27 octobre - 1er décembre 2001
" S U I T E S " 14 photographies couleur 1999-2001 (source : Cinémathèque de Lausanne, CH)
Exposition personnelle du 24 octobre au 1er décembre 2001
Vernissage en présence de l'artiste samedi 27 octobre de 15h à 20h
et signature de deux de ses livres :
"Extraits", monographie préfacée par Régis Durand avec 35 images de l'artiste (1990-2001)
779 Editions/Société Française de Photographie, Paris 2001
"Apartés", recueil de textes d'Éric Rondepierre, Filigranes Editions, Paris 2001


" Ce morceau d'espace, ces photogrammes sur le ruban que j'avais entre les mains étaient destinés à passer comme les autres, ils avaient leur place dans le continuum du film, comme une partie de son temps. Bien. Mais quand on avait dit ça on n’avait pas dit grand chose. Il fallait aller plus loin. Je voulais le retenir quelques instants ce ruban. Et regarder. Cadrer. En effet, partout où j'allais, je cadrais sur le ruban et je coupais. Cadrer, couper, c'était bon. Pas n'importe où, pas n'importe comment. Où faut-il couper pour que de l'image advienne, du bonheur? Et combien d'images faudra-t-il montrer ? Je me posais toutes ces questions. Et quand les questions commencent à parler, il faut bien leur répondre. Il m'apparut assez vite qu'une image ne suffisait pas. Que je devrais en montrer une suite. C'est à dire au moins deux qui se suivent. Puis, je compris que ce n'étais pas des images simples que je cherchais, mais des images deux par deux. Pas des images entières, une image de film n'est finalement jamais entière (contrairement aux photographies), mais deux parties de la même image. Ensemble prélevé sans toucher à la suite. Je voyais donc une série d'images divisées que je nommais : Reprise, deux vues. D'une part, la vue existait déjà, il s'agissait donc de la reprendre. D'autre part, elle était déjà divisée en deux. Mais, en définitive, les deux vues n'en formaient qu'une, non seulement parce qu'elles constituaient le format de l'une mais aussi, et surtout, parce qu'elles donnaient lieu à une nouvelle image.

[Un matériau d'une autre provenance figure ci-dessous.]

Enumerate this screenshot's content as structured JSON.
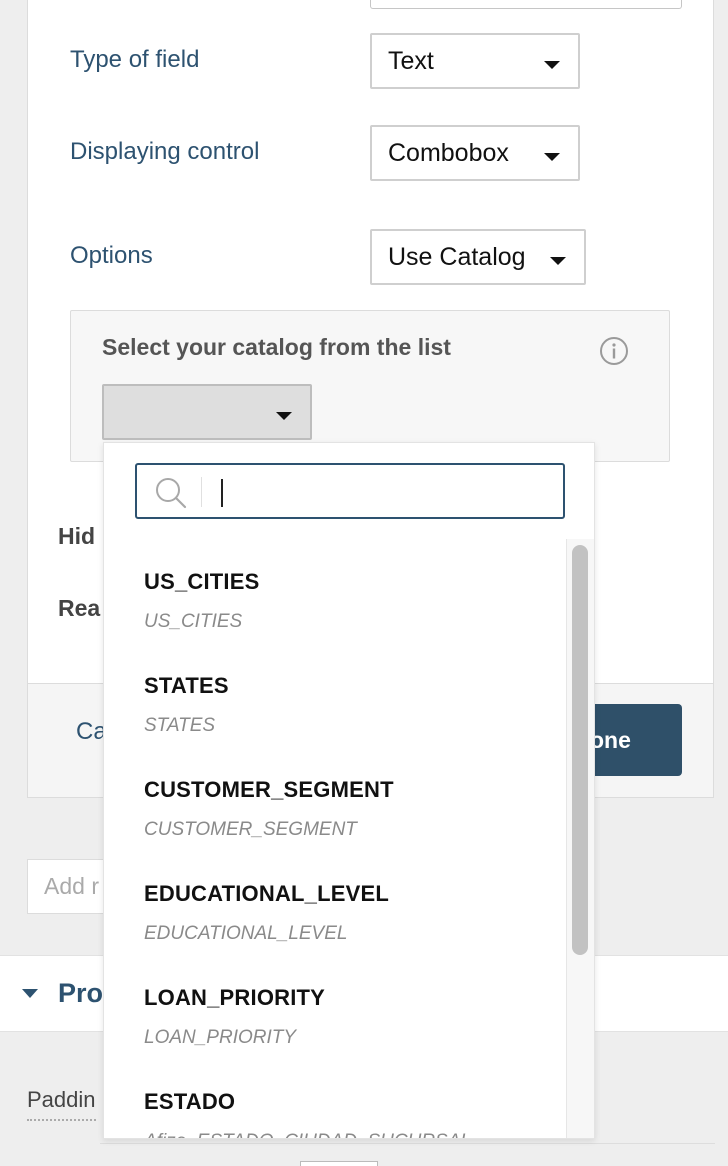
{
  "form": {
    "type_of_field_label": "Type of field",
    "type_of_field_value": "Text",
    "displaying_control_label": "Displaying control",
    "displaying_control_value": "Combobox",
    "options_label": "Options",
    "options_value": "Use Catalog",
    "catalog_title": "Select your catalog from the list",
    "catalog_selected": "",
    "hidden_label_partial": "Hid",
    "readonly_label_partial": "Rea"
  },
  "footer": {
    "cancel_partial": "Ca",
    "done_partial": "one"
  },
  "add_input_placeholder_partial": "Add r",
  "section": {
    "title_partial": "Pro"
  },
  "padding_label_partial": "Paddin",
  "dropdown": {
    "search_value": "",
    "items": [
      {
        "title": "US_CITIES",
        "subtitle": "US_CITIES"
      },
      {
        "title": "STATES",
        "subtitle": "STATES"
      },
      {
        "title": "CUSTOMER_SEGMENT",
        "subtitle": "CUSTOMER_SEGMENT"
      },
      {
        "title": "EDUCATIONAL_LEVEL",
        "subtitle": "EDUCATIONAL_LEVEL"
      },
      {
        "title": "LOAN_PRIORITY",
        "subtitle": "LOAN_PRIORITY"
      },
      {
        "title": "ESTADO",
        "subtitle": "Afiza_ESTADO_CIUDAD_SUCURSAL"
      }
    ]
  },
  "colors": {
    "label_blue": "#2d5270",
    "done_button": "#2f5069",
    "page_bg": "#eeeeee"
  },
  "icons": [
    "chevron-down-icon",
    "info-icon",
    "search-icon",
    "section-collapse-icon"
  ]
}
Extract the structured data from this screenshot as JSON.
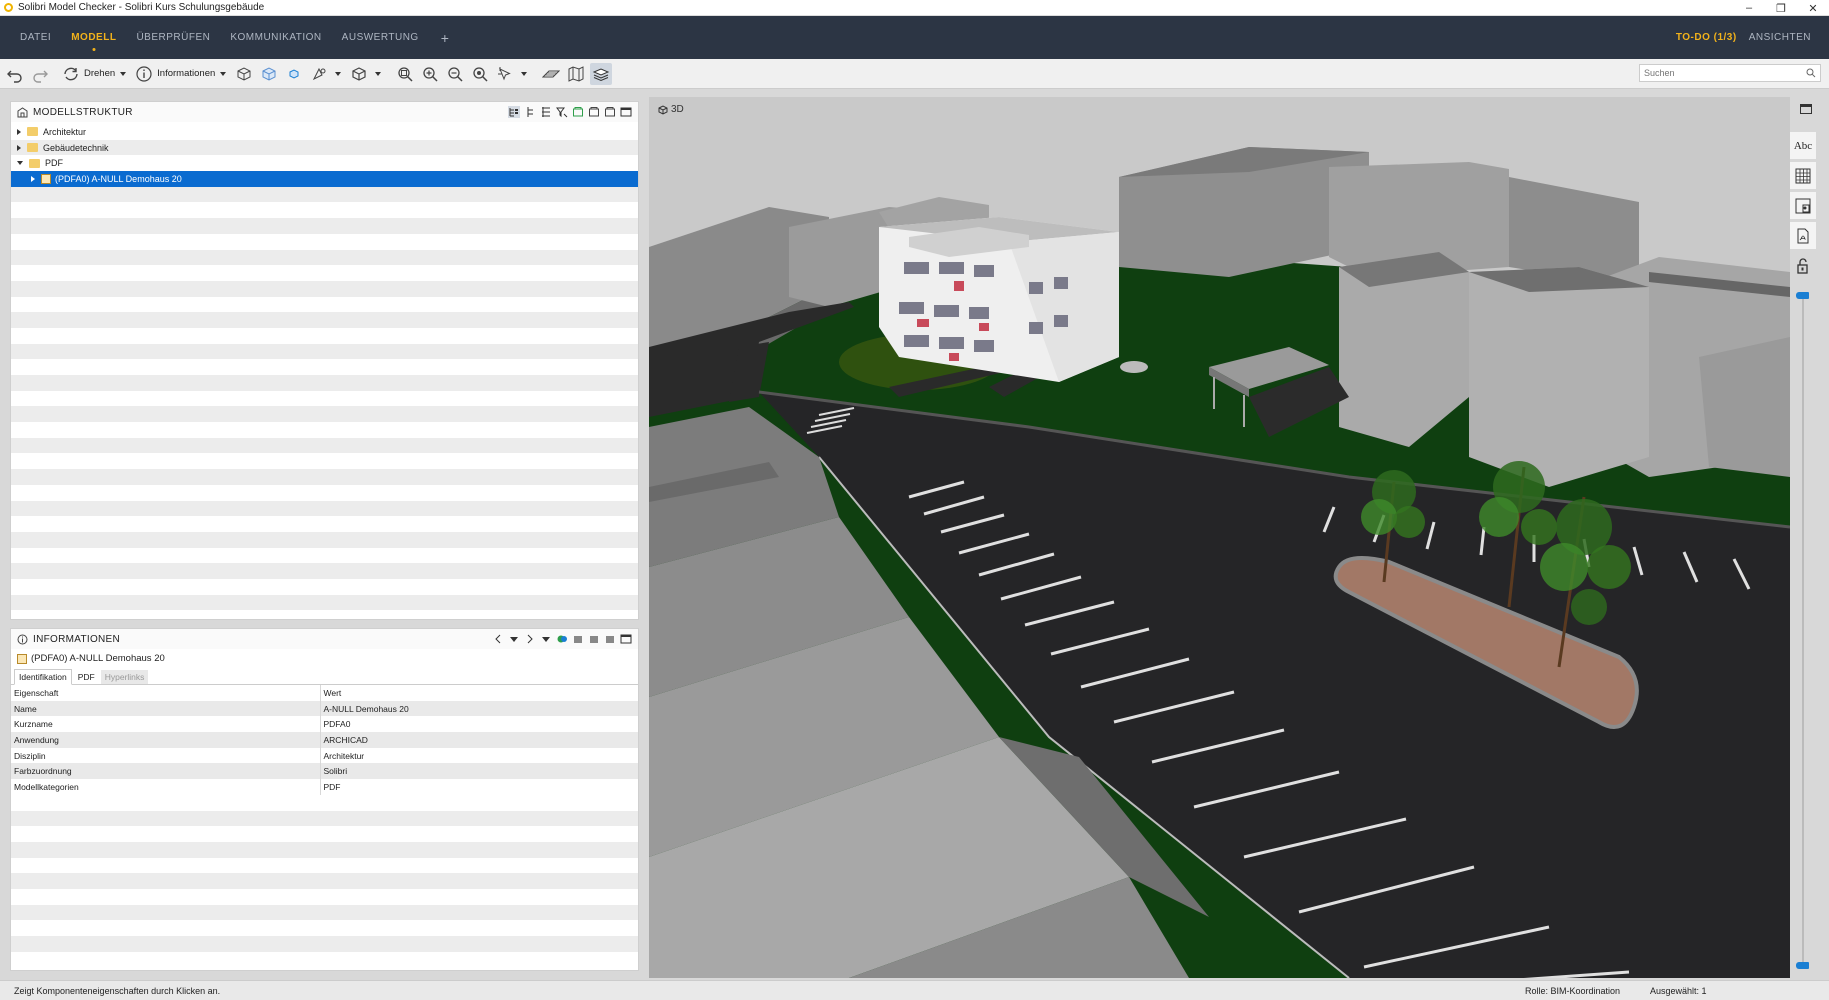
{
  "window": {
    "title": "Solibri Model Checker - Solibri Kurs Schulungsgebäude",
    "controls": [
      "–",
      "❐",
      "✕"
    ]
  },
  "menu": {
    "items": [
      "DATEI",
      "MODELL",
      "ÜBERPRÜFEN",
      "KOMMUNIKATION",
      "AUSWERTUNG"
    ],
    "active": "MODELL",
    "plus": "+",
    "todo": "TO-DO (1/3)",
    "ansichten": "ANSICHTEN"
  },
  "toolbar": {
    "rotate_label": "Drehen",
    "info_label": "Informationen",
    "search_placeholder": "Suchen"
  },
  "model_structure": {
    "title": "MODELLSTRUKTUR",
    "items": [
      {
        "label": "Architektur",
        "expanded": false
      },
      {
        "label": "Gebäudetechnik",
        "expanded": false
      },
      {
        "label": "PDF",
        "expanded": true
      },
      {
        "label": "(PDFA0) A-NULL Demohaus 20",
        "selected": true
      }
    ]
  },
  "information": {
    "title": "INFORMATIONEN",
    "component": "(PDFA0) A-NULL Demohaus 20",
    "tabs": [
      "Identifikation",
      "PDF",
      "Hyperlinks"
    ],
    "active_tab": "Identifikation",
    "columns": [
      "Eigenschaft",
      "Wert"
    ],
    "rows": [
      [
        "Name",
        "A-NULL Demohaus 20"
      ],
      [
        "Kurzname",
        "PDFA0"
      ],
      [
        "Anwendung",
        "ARCHICAD"
      ],
      [
        "Disziplin",
        "Architektur"
      ],
      [
        "Farbzuordnung",
        "Solibri"
      ],
      [
        "Modellkategorien",
        "PDF"
      ]
    ]
  },
  "viewport": {
    "label": "3D",
    "side_tools": [
      "Abc"
    ]
  },
  "status": {
    "hint": "Zeigt Komponenteneigenschaften durch Klicken an.",
    "role": "Rolle: BIM-Koordination",
    "selected": "Ausgewählt: 1"
  },
  "colors": {
    "menu_bg": "#2c3544",
    "accent": "#f2b21b",
    "selection": "#0a6bd0",
    "grass": "#0f3f10",
    "asphalt": "#252527"
  }
}
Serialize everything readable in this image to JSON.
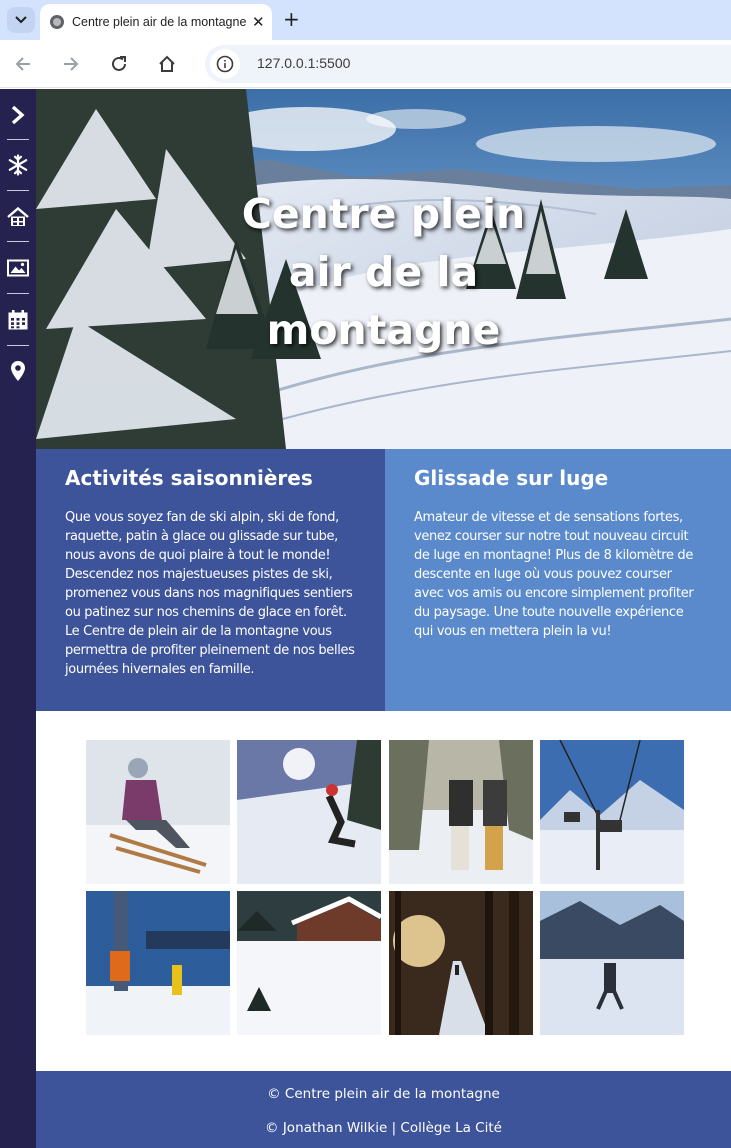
{
  "browser": {
    "tab_title": "Centre plein air de la montagne",
    "tab_close": "✕",
    "new_tab": "+",
    "url": "127.0.0.1:5500",
    "colors": {
      "tabstrip": "#d3e3fd",
      "toolbar": "#ffffff",
      "omnibox": "#eff3fa"
    }
  },
  "sidebar": {
    "items": [
      {
        "icon": "chevron-right-icon"
      },
      {
        "icon": "snowflake-icon"
      },
      {
        "icon": "house-icon"
      },
      {
        "icon": "image-icon"
      },
      {
        "icon": "calendar-icon"
      },
      {
        "icon": "map-pin-icon"
      }
    ],
    "color": "#252250"
  },
  "hero": {
    "title": "Centre plein air de la montagne"
  },
  "sections": [
    {
      "title": "Activités saisonnières",
      "text": "Que vous soyez fan de ski alpin, ski de fond, raquette, patin à glace ou glissade sur tube, nous avons de quoi plaire à tout le monde! Descendez nos majestueuses pistes de ski, promenez vous dans nos magnifiques sentiers ou patinez sur nos chemins de glace en forêt. Le Centre de plein air de la montagne vous permettra de profiter pleinement de nos belles journées hivernales en famille.",
      "color": "#3d539a"
    },
    {
      "title": "Glissade sur luge",
      "text": "Amateur de vitesse et de sensations fortes, venez courser sur notre tout nouveau circuit de luge en montagne! Plus de 8 kilomètre de descente en luge où vous pouvez courser avec vos amis ou encore simplement profiter du paysage. Une toute nouvelle expérience qui vous en mettera plein la vu!",
      "color": "#5a8acb"
    }
  ],
  "gallery": [
    "sled-child-photo",
    "skier-downhill-photo",
    "snowshoe-hikers-photo",
    "chairlift-photo",
    "ski-lift-station-photo",
    "chalet-snow-photo",
    "forest-path-sunset-photo",
    "frozen-lake-skater-photo"
  ],
  "footer": {
    "line1": "© Centre plein air de la montagne",
    "line2": "© Jonathan Wilkie | Collège La Cité",
    "color": "#3d539a"
  }
}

Du moins, c'est ainsi que je voyais la chose, que je l'espérais.

Mais essayons d'être précis. Soient les parties hautes et basses de deux photogrammes de film consécutifs. Elles se complètent de telle façon que le haut de l'image du bas soit placé en bas et que le bas de l'image du haut soit placé en haut. Autrement dit les extrêmes de l'image (les bords du haut et du bas) se touchent au milieu en se rencontrant au niveau de la barre qui les disjoint. Cette disposition n'est l'objet d'aucune inversion manuelle : je cadre au milieu des deux images de telle façon que la coupe de l'image inférieure réponde à celle de l'image supérieure, exactement. L'image est décomposée et recomposée par le simple geste d'un prélèvement très précis quant à son cadre, ses limites. Je balade sur le ruban le petit rectangle de scotch noir attelé au compte-fils, qui dépasse, déborde, se promène entre les images. Il faut dire que les rubans sont avec moi. Je les ai ramenés de loin, mais ils sont à ma disposition. Je peux donc à ma guise couper, cadrer où je veux, ce que je veux. Bien que fragmentée, répartie autrement par ce geste de coupure, ce n'est pas un recadrage qui est donné à voir : l'image est entière, sans reste. Elle est sans reste au niveau quantitatif mais au niveau de l'image proprement dite, de sa teneur figurative, plastique, elle a changé. C'est la valeur de ce changement qui induit mon choix.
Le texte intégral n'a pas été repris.